An extract from "Embedded systems dictionary" by Jack Ganssle and Michael Barr:

"Unfortunately, as hardware design more and more resembles software development, the hardware inherits all of software's evils: late delivery, bugs and misinterpreted specs."

If that is the case, the problem of software doesn't lie in the instrinsic properties of software components but in the development process.

Hardware blocks developed as parts of FPGAs have the same functional characteristics as discrete equivalent hardware parts. If they suffer from software evil's, this is only due to the development process.

Is it be possible to improve the development process of harware blocks so that they don't suffer from these evils and would it be possible to apply these techniques to software? Is it a problem of costs only?

Reply to
Lanarcam
Loading thread data ...

I think it is simpler than that. As designs become more complex, you inevitably get more of late delivery, bugs and misinterpreted specs. This applies equally well to software and hardware.

--
Pertti
Reply to
Pertti Kellomäki

I think this is only part of the problem. A microcontroller is a complex design and generally without bugs. If a design is complex, you can decompose it into manageable units with well specified interfaces. This requires time and rigour and is not compatible with tight schedules and scarce resources.

Reply to
Lanarcam

Volumes and volumes have been written on this. But in general consider that the tools available for software verification are not as mature as, and CONSIDERABLY more labor-intensive than the tools available for hardware verification. Further consider that the cost to be invested up front in verifying something "hard" (silicon, spacecraft, etc) vs. verifying something "soft" (can be field-updated for free) are very different value propositions.
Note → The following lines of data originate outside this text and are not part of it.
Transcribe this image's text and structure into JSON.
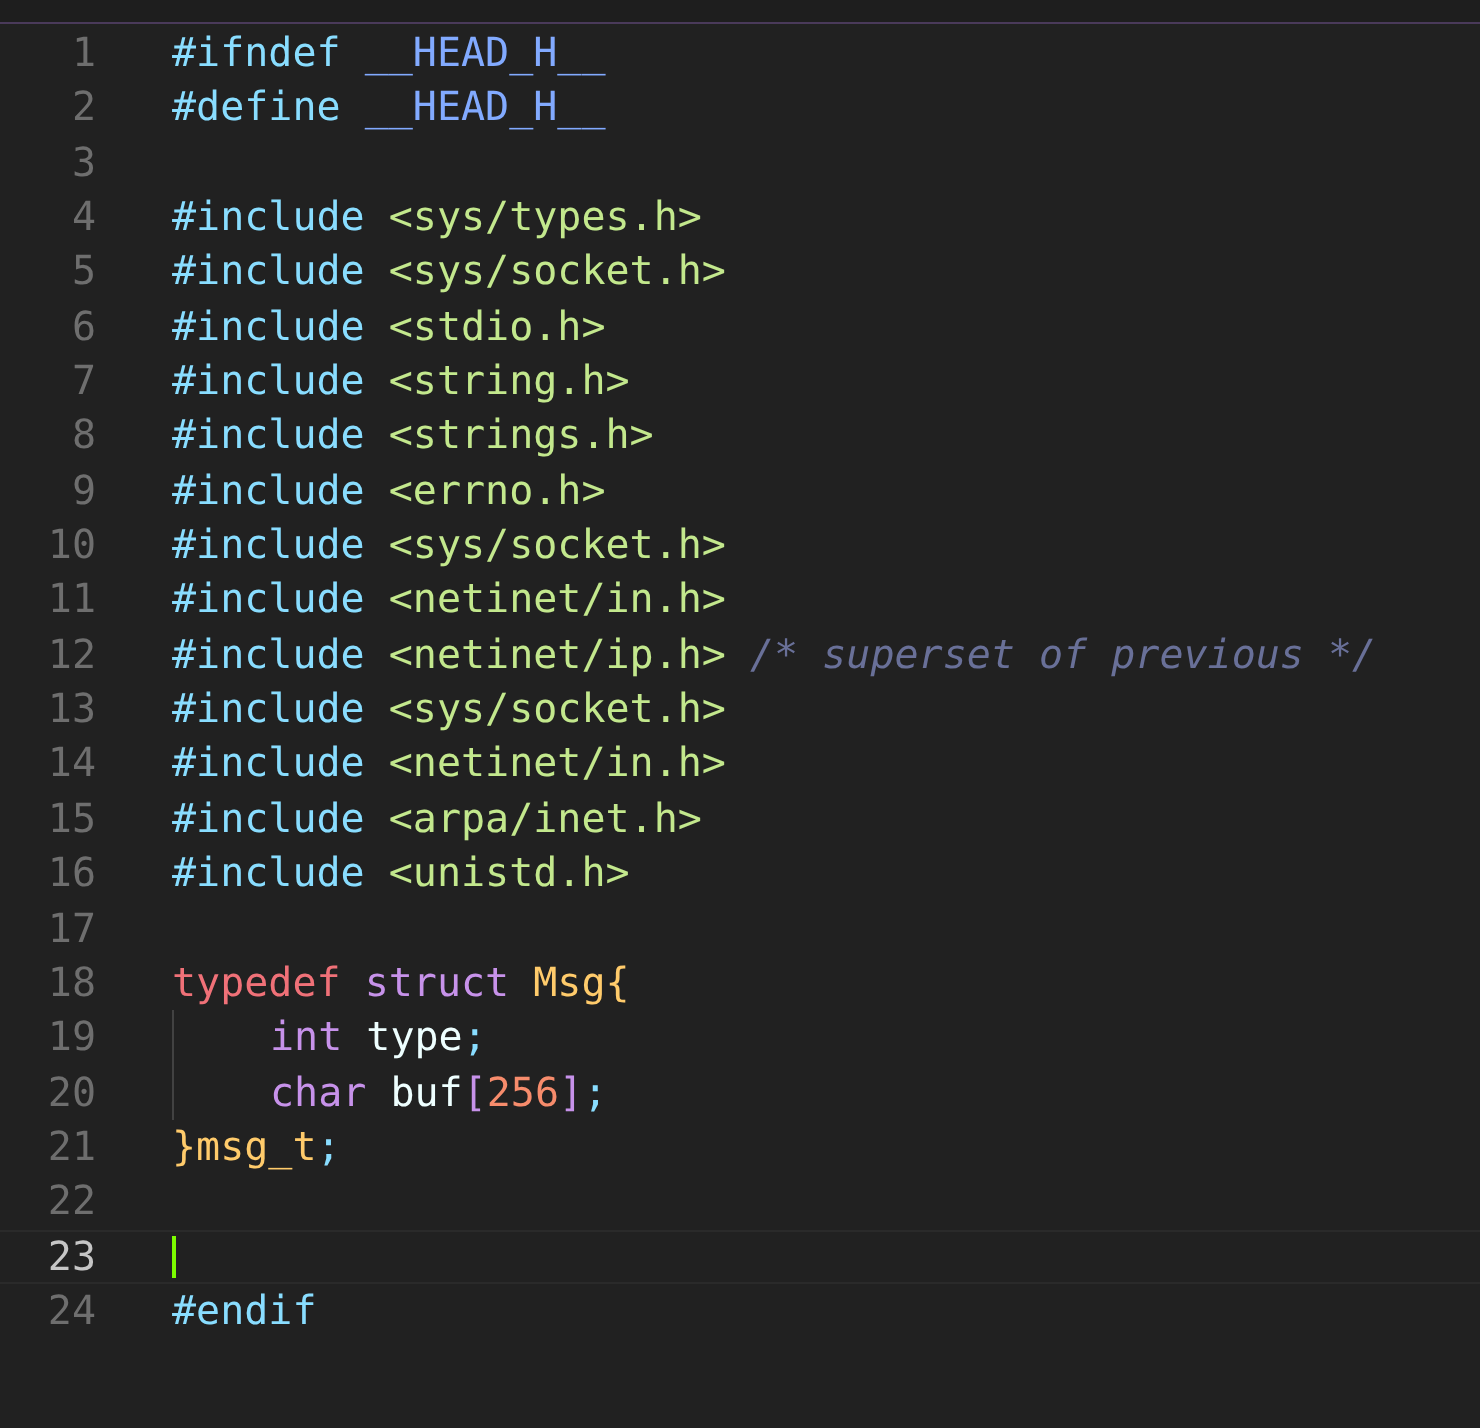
{
  "editor": {
    "lines": [
      {
        "number": "1",
        "current": false,
        "guide": false,
        "tokens": [
          {
            "text": "#ifndef ",
            "kind": "directive"
          },
          {
            "text": "__HEAD_H__",
            "kind": "macro"
          }
        ]
      },
      {
        "number": "2",
        "current": false,
        "guide": false,
        "tokens": [
          {
            "text": "#define ",
            "kind": "directive"
          },
          {
            "text": "__HEAD_H__",
            "kind": "macro"
          }
        ]
      },
      {
        "number": "3",
        "current": false,
        "guide": false
      },
      {
        "number": "4",
        "current": false,
        "guide": false,
        "tokens": [
          {
            "text": "#include ",
            "kind": "directive"
          },
          {
            "text": "<sys/types.h>",
            "kind": "header"
          }
        ]
      },
      {
        "number": "5",
        "current": false,
        "guide": false,
        "tokens": [
          {
            "text": "#include ",
            "kind": "directive"
          },
          {
            "text": "<sys/socket.h>",
            "kind": "header"
          }
        ]
      },
      {
        "number": "6",
        "current": false,
        "guide": false,
        "tokens": [
          {
            "text": "#include ",
            "kind": "directive"
          },
          {
            "text": "<stdio.h>",
            "kind": "header"
          }
        ]
      },
      {
        "number": "7",
        "current": false,
        "guide": false,
        "tokens": [
          {
            "text": "#include ",
            "kind": "directive"
          },
          {
            "text": "<string.h>",
            "kind": "header"
          }
        ]
      },
      {
        "number": "8",
        "current": false,
        "guide": false,
        "tokens": [
          {
            "text": "#include ",
            "kind": "directive"
          },
          {
            "text": "<strings.h>",
            "kind": "header"
          }
        ]
      },
      {
        "number": "9",
        "current": false,
        "guide": false,
        "tokens": [
          {
            "text": "#include ",
            "kind": "directive"
          },
          {
            "text": "<errno.h>",
            "kind": "header"
          }
        ]
      },
      {
        "number": "10",
        "current": false,
        "guide": false,
        "tokens": [
          {
            "text": "#include ",
            "kind": "directive"
          },
          {
            "text": "<sys/socket.h>",
            "kind": "header"
          }
        ]
      },
      {
        "number": "11",
        "current": false,
        "guide": false,
        "tokens": [
          {
            "text": "#include ",
            "kind": "directive"
          },
          {
            "text": "<netinet/in.h>",
            "kind": "header"
          }
        ]
      },
      {
        "number": "12",
        "current": false,
        "guide": false,
        "tokens": [
          {
            "text": "#include ",
            "kind": "directive"
          },
          {
            "text": "<netinet/ip.h> ",
            "kind": "header"
          },
          {
            "text": "/* superset of previous */",
            "kind": "comment"
          }
        ]
      },
      {
        "number": "13",
        "current": false,
        "guide": false,
        "tokens": [
          {
            "text": "#include ",
            "kind": "directive"
          },
          {
            "text": "<sys/socket.h>",
            "kind": "header"
          }
        ]
      },
      {
        "number": "14",
        "current": false,
        "guide": false,
        "tokens": [
          {
            "text": "#include ",
            "kind": "directive"
          },
          {
            "text": "<netinet/in.h>",
            "kind": "header"
          }
        ]
      },
      {
        "number": "15",
        "current": false,
        "guide": false,
        "tokens": [
          {
            "text": "#include ",
            "kind": "directive"
          },
          {
            "text": "<arpa/inet.h>",
            "kind": "header"
          }
        ]
      },
      {
        "number": "16",
        "current": false,
        "guide": false,
        "tokens": [
          {
            "text": "#include ",
            "kind": "directive"
          },
          {
            "text": "<unistd.h>",
            "kind": "header"
          }
        ]
      },
      {
        "number": "17",
        "current": false,
        "guide": false
      },
      {
        "number": "18",
        "current": false,
        "guide": false,
        "tokens": [
          {
            "text": "typedef ",
            "kind": "keyword"
          },
          {
            "text": "struct ",
            "kind": "storage"
          },
          {
            "text": "Msg",
            "kind": "type"
          },
          {
            "text": "{",
            "kind": "brace"
          }
        ]
      },
      {
        "number": "19",
        "current": false,
        "guide": true,
        "tokens": [
          {
            "text": "int ",
            "kind": "storage"
          },
          {
            "text": "type",
            "kind": "plain"
          },
          {
            "text": ";",
            "kind": "punct"
          }
        ]
      },
      {
        "number": "20",
        "current": false,
        "guide": true,
        "tokens": [
          {
            "text": "char ",
            "kind": "storage"
          },
          {
            "text": "buf",
            "kind": "plain"
          },
          {
            "text": "[",
            "kind": "bracket"
          },
          {
            "text": "256",
            "kind": "number"
          },
          {
            "text": "]",
            "kind": "bracket"
          },
          {
            "text": ";",
            "kind": "punct"
          }
        ]
      },
      {
        "number": "21",
        "current": false,
        "guide": false,
        "tokens": [
          {
            "text": "}",
            "kind": "brace"
          },
          {
            "text": "msg_t",
            "kind": "type"
          },
          {
            "text": ";",
            "kind": "punct"
          }
        ]
      },
      {
        "number": "22",
        "current": false,
        "guide": false
      },
      {
        "number": "23",
        "current": true,
        "guide": false
      },
      {
        "number": "24",
        "current": false,
        "guide": false,
        "tokens": [
          {
            "text": "#endif",
            "kind": "directive"
          }
        ]
      }
    ]
  }
}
Consider also that a company designing a microcontroller is designing a general-purpose device that must be precisely characterized in order to be saleable. Would you buy a micro if the datasheet said that every parameter was TBD? A product that uses the microcontroller, on the other hand, is going to have a limited range of use and will not, as a rule, be as completely characterized - in fact it's unlikely to have any characterization data at all outside the intended use cases.

Reply to
larwe

"Lanarcam" schreef in bericht news:47eb7ad1$0$27901$ snipped-for-privacy@news.free.fr...
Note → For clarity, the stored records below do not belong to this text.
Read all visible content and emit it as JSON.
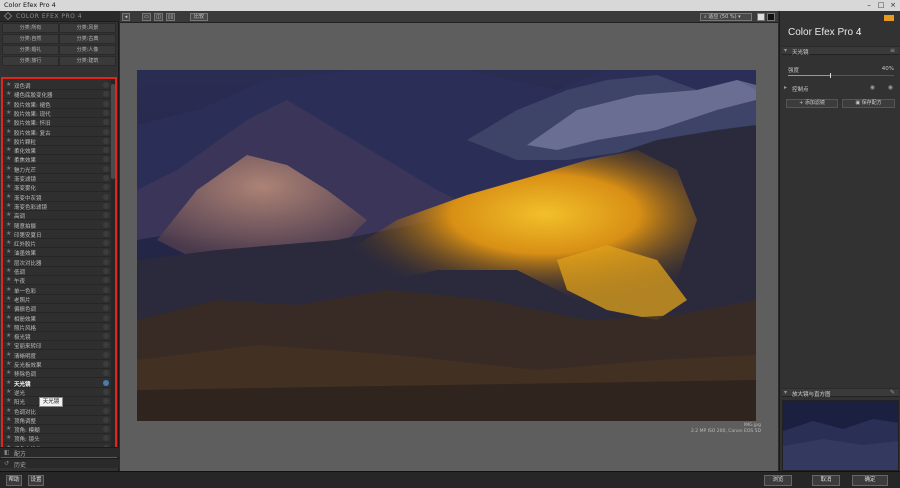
{
  "window": {
    "title": "Color Efex Pro 4"
  },
  "left_panel": {
    "brand": "COLOR EFEX PRO 4",
    "categories": [
      "分类:所有",
      "分类:风景",
      "分类:自然",
      "分类:古典",
      "分类:婚礼",
      "分类:人像",
      "分类:旅行",
      "分类:建筑"
    ],
    "filters": [
      {
        "label": "双色调"
      },
      {
        "label": "褪色底胶变化器"
      },
      {
        "label": "胶片效果: 褪色"
      },
      {
        "label": "胶片效果: 现代"
      },
      {
        "label": "胶片效果: 怀旧"
      },
      {
        "label": "胶片效果: 复古"
      },
      {
        "label": "胶片颗粒"
      },
      {
        "label": "柔化效果"
      },
      {
        "label": "柔焦效果"
      },
      {
        "label": "魅力光芒"
      },
      {
        "label": "渐变滤镜"
      },
      {
        "label": "渐变雾化"
      },
      {
        "label": "渐变中灰镜"
      },
      {
        "label": "渐变色彩滤镜"
      },
      {
        "label": "高调"
      },
      {
        "label": "随意拍摄"
      },
      {
        "label": "印第安夏日"
      },
      {
        "label": "红外胶片"
      },
      {
        "label": "油墨效果"
      },
      {
        "label": "层次对比器"
      },
      {
        "label": "低调"
      },
      {
        "label": "午夜"
      },
      {
        "label": "单一色彩"
      },
      {
        "label": "老照片"
      },
      {
        "label": "偏振色调"
      },
      {
        "label": "相册效果"
      },
      {
        "label": "照片风格"
      },
      {
        "label": "极光镜"
      },
      {
        "label": "宝丽来转印"
      },
      {
        "label": "清晰明度"
      },
      {
        "label": "反光板效果"
      },
      {
        "label": "移除色调"
      },
      {
        "label": "天光镜"
      },
      {
        "label": "逆光"
      },
      {
        "label": "阳光"
      },
      {
        "label": "色调对比"
      },
      {
        "label": "顶角调整"
      },
      {
        "label": "顶角: 模糊"
      },
      {
        "label": "顶角: 镜头"
      },
      {
        "label": "褪色中性化"
      }
    ],
    "selected_index": 32,
    "tooltip": "天光镜",
    "footer": [
      {
        "icon": "recipe-icon",
        "label": "配方"
      },
      {
        "icon": "history-icon",
        "label": "历史"
      }
    ],
    "buttons": {
      "help": "帮助",
      "settings": "设置"
    }
  },
  "toolbar": {
    "compare_label": "比较",
    "zoom_label": "适应 (50 %)"
  },
  "photo": {
    "filename": "IMG.jpg",
    "info": "2.2 MP ISO 200, Canon EOS 5D"
  },
  "right_panel": {
    "title_main": "Color Efex Pro",
    "title_version": "4",
    "filter_name": "天光镜",
    "strength_label": "强度",
    "strength_value": "40%",
    "strength_fraction": 0.4,
    "control_points_label": "控制点",
    "add_filter_label": "添加滤镜",
    "save_recipe_label": "保存配方",
    "loupe_label": "放大镜与直方图"
  },
  "bottom": {
    "browse": "浏览",
    "cancel": "取消",
    "ok": "确定"
  },
  "colors": {
    "highlight": "#e1251b",
    "accent": "#e79a1f",
    "sky": "#1b1e33",
    "gold": "#e4a21a"
  }
}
You are right about that, though it will only be possible to get a 100% garantuee if You can manage to simulate every possible state in which something can be and that may be possible with some simple combinatorial logic circuit but will very rapidly become impossible if Your design becomes more complex. And only testing managable units is not always good enough either. Suppose one of them has an error which does not show up if You examine it because it only alters some bit somewhere else in memory (and all "replies" You get from Your unit when testing it are what You expect them to be). However, when You run the system as a whole, that bit might be a part of a variable in another managable unit which turned out to be OK as well when You tested it isolated. So You will have to test the units separately and together and creating every possible state that Your system might ever stumble upon, that is impossible.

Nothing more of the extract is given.